EXAMEN EN COMMISSION
Au cours
d'une réunion tenue le 7 juin 2000 sous la présidence de
M. James Bordas, vice-président
, la commission a
examiné le rapport pour avis de
M. Victor Reux
sur le titre IV du
projet de loi n° 342 (1999-2000), adopté par l'Assemblée
nationale en première lecture après déclaration d'urgence,
d'
orientation
pour l'outre-mer
.
A la suite de l'exposé du rapporteur pour avis, un large débat
s'est instauré.
M. André Maman
a souhaité obtenir des précisions
complémentaires sur le système scolaire en Guyane et notamment
sur le nombre d'enfants non scolarisés, sur l'origine des enseignants et
sur les avantages dont ceux-ci bénéficiaient.
Il s'est enquis des langues régionales qui faisaient déjà
l'objet d'un enseignement en Guyane dans le cadre de l'éducation
nationale et a demandé si l'obligation de scolarité s'appliquait
à tous les enfants issus de l'immigration clandestine.
Il a par ailleurs évoqué la situation générale de
l'ensemble des départements d'outre-mer dans le domaine de
l'éducation.
M. Jacques Legendre
s'est étonné de la proportion
d'élèves non francophones en Guyane dans le second degré
et s'est demandé si les établissements avaient l'obligation de
les accueillir. Il s'est interrogé sur la responsabilité de
l'enseignement primaire en ce domaine. Après avoir exprimé ses
plus vives réserves quant à une ratification de la charte du
Conseil de l'Europe sur les langues régionales et minoritaires, il a
manifesté son accord pour faire entrer les langues régionales
ultramarines dans le champ d'application de la loi Deixonne.
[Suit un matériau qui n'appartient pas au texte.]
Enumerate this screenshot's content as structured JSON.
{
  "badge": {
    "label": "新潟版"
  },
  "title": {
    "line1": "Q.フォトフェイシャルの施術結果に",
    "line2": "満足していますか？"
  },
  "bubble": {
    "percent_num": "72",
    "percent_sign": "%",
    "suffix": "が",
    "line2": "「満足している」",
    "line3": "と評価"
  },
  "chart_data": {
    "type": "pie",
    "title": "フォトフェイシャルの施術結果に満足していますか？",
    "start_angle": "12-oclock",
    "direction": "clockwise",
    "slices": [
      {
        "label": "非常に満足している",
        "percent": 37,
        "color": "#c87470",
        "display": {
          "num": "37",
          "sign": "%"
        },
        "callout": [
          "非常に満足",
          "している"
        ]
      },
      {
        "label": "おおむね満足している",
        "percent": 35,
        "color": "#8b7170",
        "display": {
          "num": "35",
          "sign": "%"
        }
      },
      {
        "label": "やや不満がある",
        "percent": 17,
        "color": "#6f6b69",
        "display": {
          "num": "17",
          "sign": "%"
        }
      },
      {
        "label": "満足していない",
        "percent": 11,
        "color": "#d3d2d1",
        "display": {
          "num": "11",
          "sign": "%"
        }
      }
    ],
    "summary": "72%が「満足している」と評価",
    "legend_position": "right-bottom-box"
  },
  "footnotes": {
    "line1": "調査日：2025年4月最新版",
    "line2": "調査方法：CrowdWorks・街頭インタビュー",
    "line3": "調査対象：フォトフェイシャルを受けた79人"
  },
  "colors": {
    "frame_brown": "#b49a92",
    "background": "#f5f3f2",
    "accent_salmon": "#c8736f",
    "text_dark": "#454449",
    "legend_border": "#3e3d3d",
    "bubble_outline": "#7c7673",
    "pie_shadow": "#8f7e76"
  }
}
Il a en revanche exprimé son scepticisme quant aux effets
bénéfiques de l'instrumentalisation des langues régionales
pour l'apprentissage et la maîtrise du français.
Il a souhaité que la mise en oeuvre de la loi de 1951 dans les DOM fasse
l'objet d'un suivi, via un rapport au Parlement et a rappelé que
l'enseignement des langues régionales devait rester fondé sur le
volontariat.
Il a par ailleurs estimé que des mesures devraient être prises
à l'encontre des enseignants qui se distinguent par un
absentéisme excessif.
Après avoir évoqué les circonstances qui ont
suscité l'éclatement de l'ancienne académie des
Antilles-Guyane, il s'est demandé si les enseignants d'origine
métropolitaine avaient contribué à freiner le
développement des langues régionales dans ces départements.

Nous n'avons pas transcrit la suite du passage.